I'm still knitting them, too, but really wanted to start putting some together. Aren't they pretty? Aren't you guys wonderful?


  • At 8:35 PM, Blogger Lynn said…

    I totally get the not-getting-purses thing. Which is the main reason I wasn't tempted when my co-worker offered me several purses from her stash in exchange for my red mohair shrug. I get lots of comps on my red leather tote, which was on sale half-price at Franklin Covey and was still obscenely expensive in this girl's book. But there's a snap and a fob for my keys, and a place for my cell phone, and a pocket that's just the right size for my digital camera, and a pocket for a laptop that mostly just carries the magazines that one of my lawyers and his wife send home with me each month.

    Miner Blanket Mega-block will be on its way on Tuesday. Four short seams that you won't have to sew.

  • At 10:24 PM, Blogger Kate said…

    You crack me up ... I go through the same girly faints at times. And I don't own a real purse!
    The squares look lovely sewn up. My two squares will be in the mail this week -- don't know how long they will take to cross the border, although you are just south of me.

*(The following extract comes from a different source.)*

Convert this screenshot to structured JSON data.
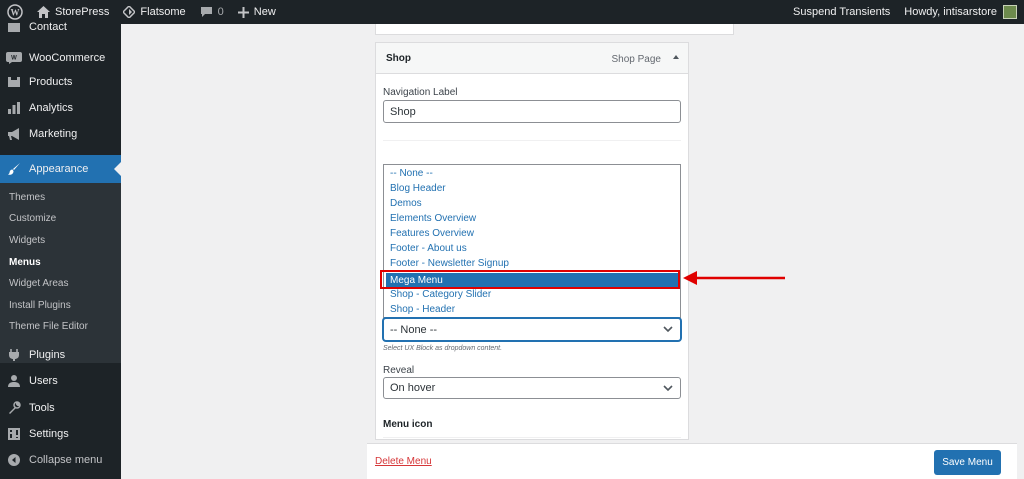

  • At 4:09 AM, Blogger Marianne said…

    Argh...I am SO with you on the shopping thing...when Mom wants company while shopping...Havala gets to do time they both ganged up on me, told me I'd be home within the hour..they lied. Bold faced lied. We shall not speak of this again.
    I may have over 230 t-shirts. it's nuts.

  • At 12:47 PM, Blogger Faren said…

    I know how you feel. I hate shopping for clothes and purses, etc. I really don't get the concept of having more than one purse at a time.
    The squares are looking good, I plan on making some before to long!

  • At 5:22 PM, Anonymous MonicaPDX said…

    Ooooh, pretty, yes!! Hurray for you! Hurray for us! ::does the happydance again:: I'm decently into my 2nd, and have more yarn on the way - including some black, so I'll be able to do edgings after all. We shall overcome and all that. Onwards!

    And lord, I am with you on the shopping. Mind you, I quite like wearing nice clothes when I go out somewhere. It's just that I rarely go anywhere that needs nice clothes. I have a secret yen to be Stevie Nicks, but alas, couldn't afford her clothes when I was her size, dammit. (And now I'm not her size. [g]) But otherwise - meh. My 'purse' is a backpack. My brother, on the other hand, was the one who had 30 pairs of shoes before he went off to college. When I went off to biz college? I had some heels, but most of 'em were boots. You shoulda seen my knee-high blue lace-up boots I wore with the embroidered, studded hotpants I made out of some cut-offs.

    Come to think of it, I coulda used that giant shiny studded purse in those days...

  • At 7:56 PM, Blogger ~Tonia~ said…

    Oh the irony of it all. I love bags off all kinds, but the totes/carry all's are my fave. Maybe it is bacause I can get everything that I need for myself and toddler into one bag. ;)

    The blanket looks great so far. They are going to be beautiful when they are finished.

  • At 10:02 AM, Blogger Jo said…

    You are hilarious but I'm with you on te purse thing, and shoes, I have quite a few pairs but at the moment my crocs are always on my feet, I'm thinking of stocking up just incase they go out of style and I can't get any more! The miners blankets looking great!